Im Juni 1944 war das von US-General Dwight D. Eisenhower gebilligte „Handbuch für die Militärregierung in Deutschland“ erschienen, das eine deutsche Zentralregierung, baldigen Wiederaufbau, Selbstversorgung Deutschlands und deutsche Exportüberschüsse als Reparationszahlungen für Europa vorsah. Um auf diese Weise einen Teil seiner Schuld bezahlen zu können, sollte Deutschland einen Großteil seiner Industrie behalten, und die Deutschen sollten ausreichende Lebensmittelrationen zur Erhaltung ihrer Arbeitskraft bekommen.

Am 5. August 1944 las Morgenthau das Handbuch auf dem Weg nach Großbritannien. Auch eine ähnlich ausgerichtete Denkschrift des US-Außenministeriums war ihm bekannt. Beide Pläne erachtete er als unzureichend für die Nachkriegszeit. Am 7. und 12. August informierte er seine Gesprächspartner, den Oberbefehlshaber über die westalliierten Truppen, General Eisenhower, und auf britischer Seite Premierminister Winston Churchill, dessen Außenminister Anthony Eden und Finanzminister John Anderson, über seine Bedenken: Deutschland müsse seine Fähigkeit zum Krieg dauerhaft verlieren, daher müsse man seine Rüstungs- und Schwerindustrie irreversibel entmachten, auch nach einem Rückzug der USA aus Europa. Dies sollte auch dem Wiederaufbau und der wirtschaftlichen Konkurrenzfähigkeit Großbritanniens dienen.

Nach seiner Rückkehr in die USA bildete Morgenthau Mitte August 1944 einen Ausschuss für Deutschlandpolitik in seinem Ministerium und informierte US-Präsident Roosevelt über seine Kritik am Handbuch Eisenhowers. Bei einer Kabinettssitzung am 25. August 1944 teilte Präsident Roosevelt Morgenthaus Kritik an Eisenhauer: Die bisher vorgesehenen Maßnahmen für Deutschland seien zu mild. In einem Brief an Kriegsminister Stimson schrieb Roosevelt: Die ganze deutsche Nation habe gegen Grundlagen der Zivilisation verstoßen und müsse daher bestraft werden.
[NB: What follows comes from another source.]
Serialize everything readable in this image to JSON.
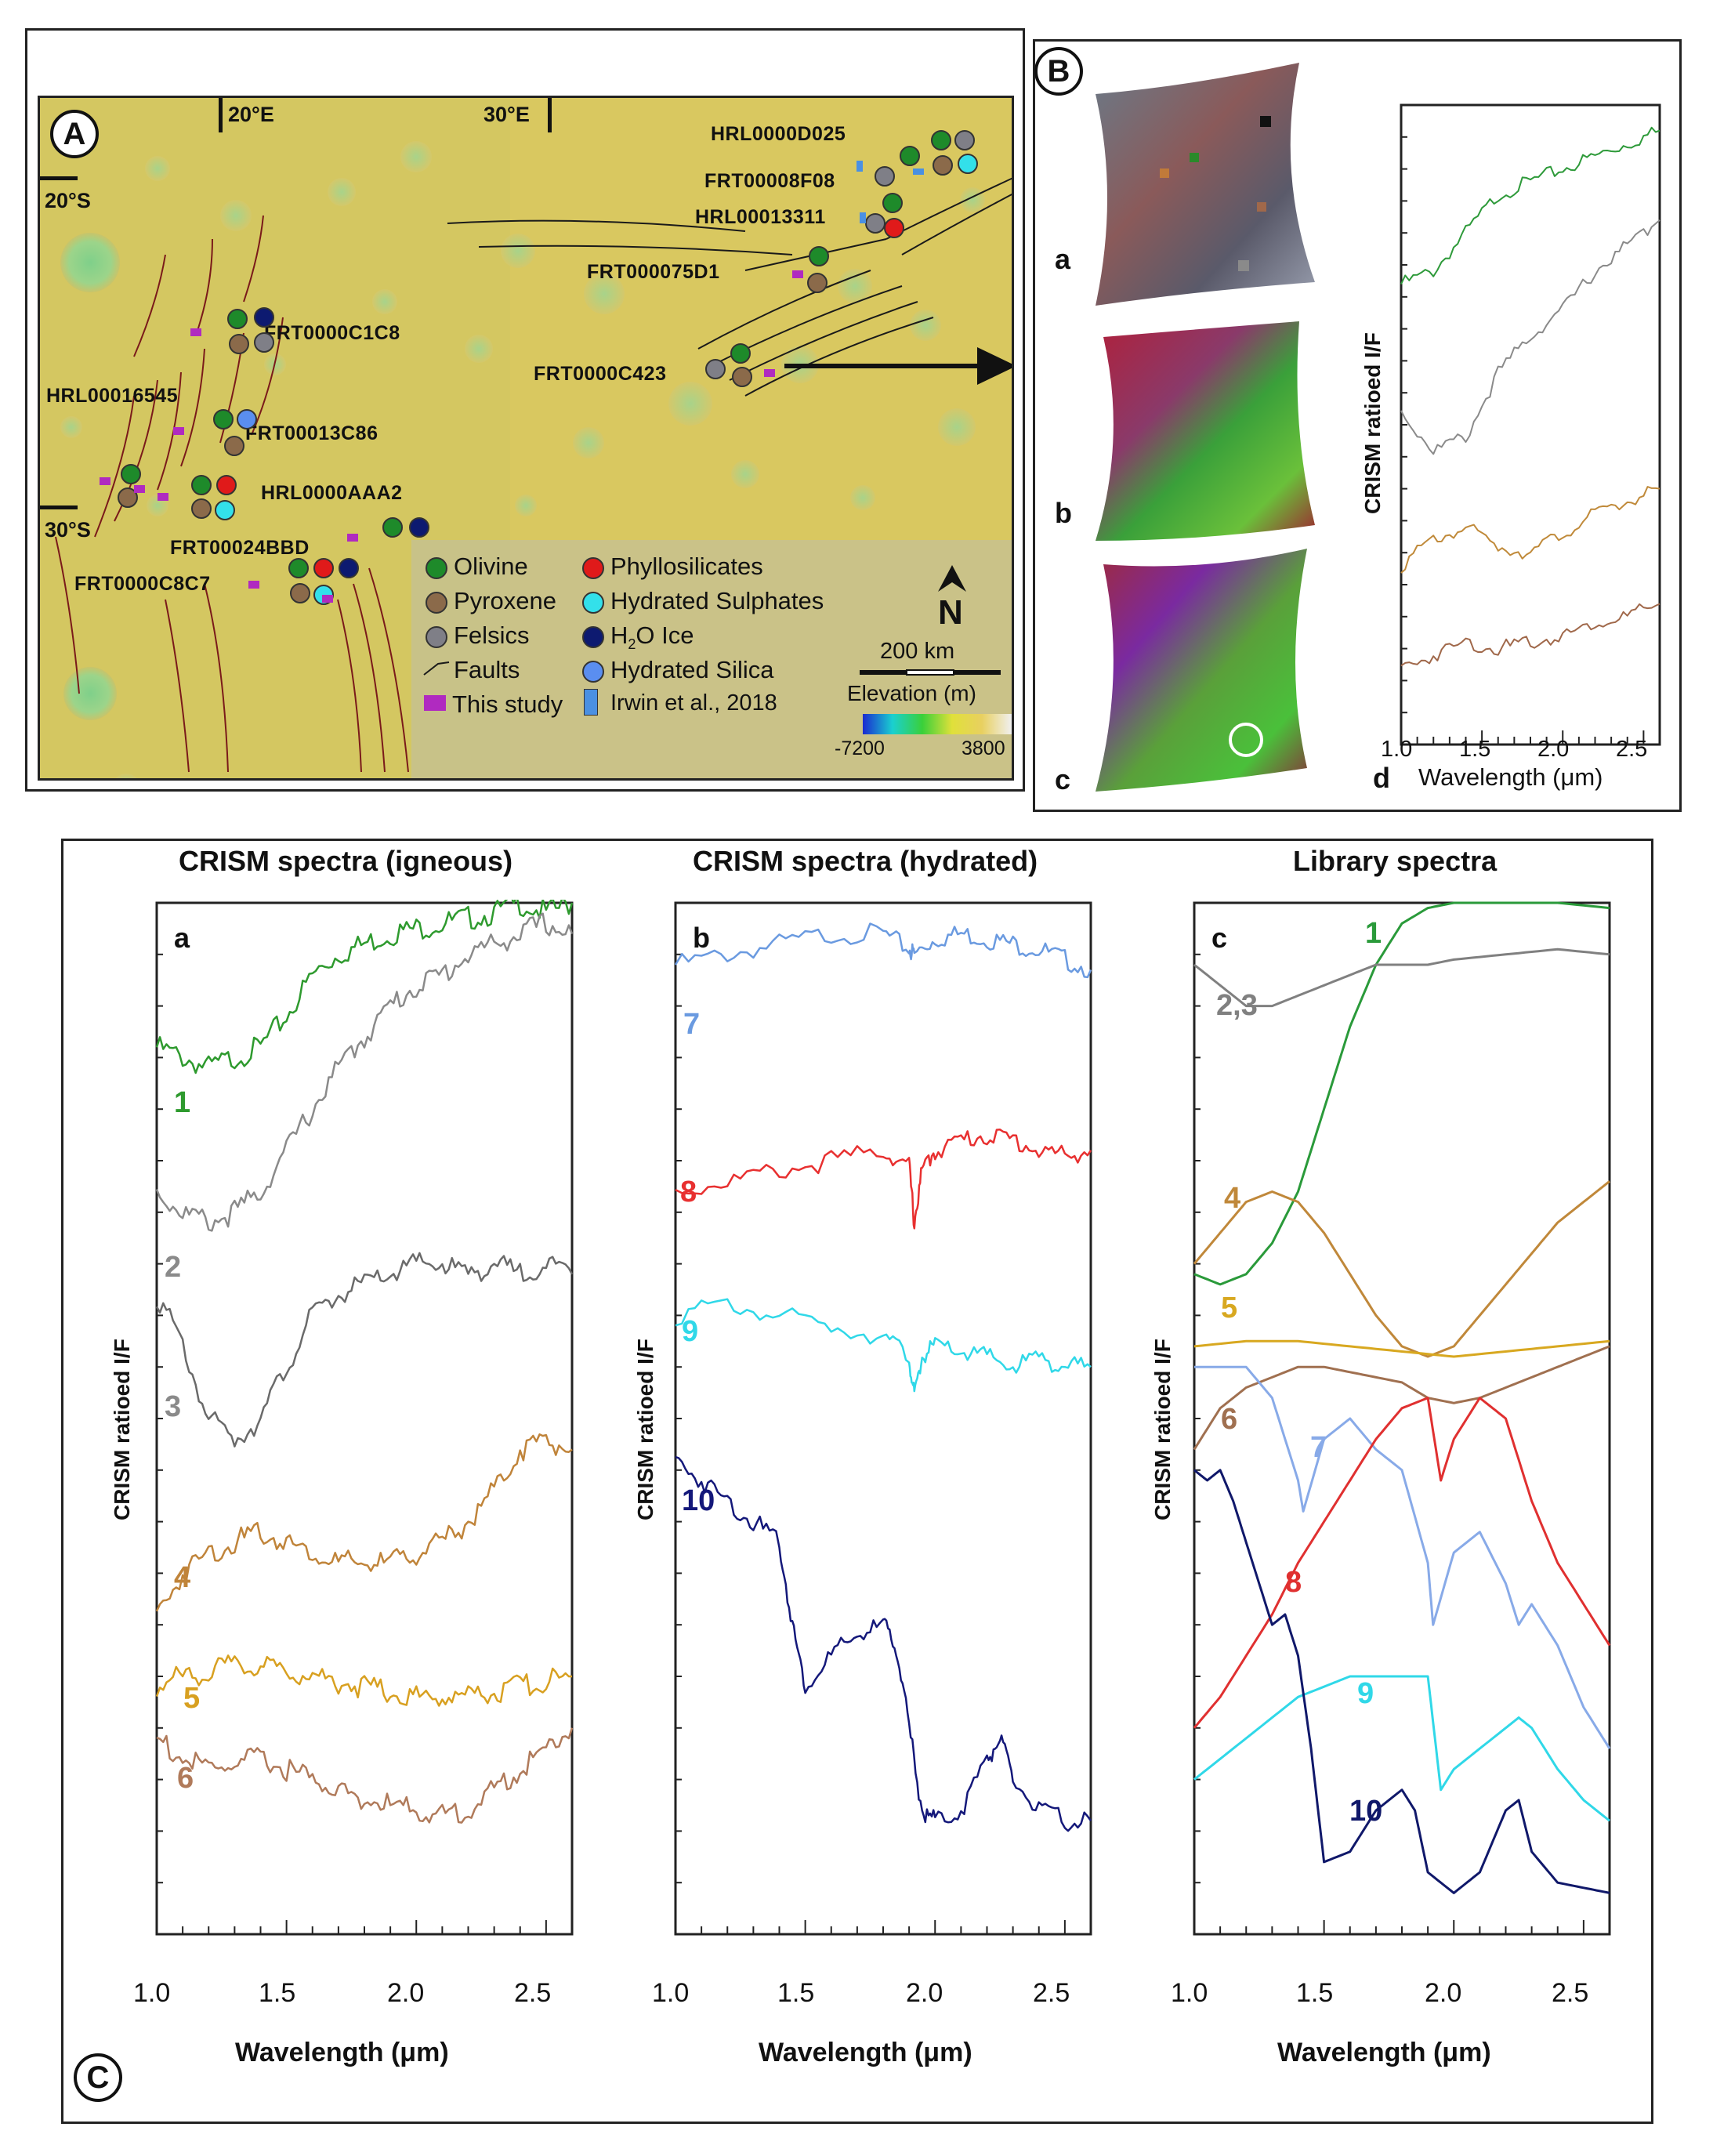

Dennoch wurde der Morgenthau-Plan noch kurz vor Ende 1944 wieder verworfen. Im westlichen, proamerikanischen Narrativ heißt es, dass das aus humanitären Gründen geschah. Aber zwischen den Zeilen kann man auch lesen, dass „im Laufe der Zeit die Amerikaner erkannten, dass ein wirtschaftlich völlig geschwächtes Deutschland dem Gleichgewicht der Mächte in Europa nicht guttun würde und sie kamen von diesem Plan ab“. Das war der eigentliche Grund für den Richtungswechsel: statt Agrarstaat Deutschland mithilfe des Marshall-Plans zum Wiederaufbau Westdeutschlands zur stärksten Industriemacht Westeuropas.

Kein sentimentaler US-Humanismus war die Treibkraft dieser Entwicklung, sondern – wie eingangs gesagt – knallharte geostrategische Überlegungen zum Vorteil der US-Pläne zur Beherrschung Westeuropas und zur Bedrohung der Sowjetunion und der sozialistischen Regierungen in Osteuropa mit dem bereits ins Auge gefassten westlichen Militärbündnis, das später NATO heißen würde. Und in dem hatte ein wirtschaftlich wiedererstarktes und wiederbewaffnetes Deutschland eine wichtige Rolle zu spielen, militärisch als Speerspitze und Lieferant von Kanonenfutter und politisch und wirtschaftlich als Vorführmodell und Beweis für die Attraktivität und Überlegenheit des westlichen Kapitalismus im ideologischen Kampf gegen den Ostblock.

Mit dem Auseinanderbrechen der Sowjetunion 1991 und der Hinwendung der osteuropäischen Regierungen zur Europäischen Union und der NATO begann auch der Niedergang der Arbeiterklasse und der Mittelschicht in Westeuropa. Die schöne Fassade von der „sozialen Marktwirtschaft“ brach immer schneller zusammen. Die hässliche Fratze des neoliberalen Kapitalismus kam darunter zum Vorschein. Dieser hatte sich unter Führung der US-Megakonzerne und der von ihnen beherrschten Regierung in Washington gemeinsam mit seinen europäischen Vasallen auf den Weg zur globalen Machtergreifung gemacht.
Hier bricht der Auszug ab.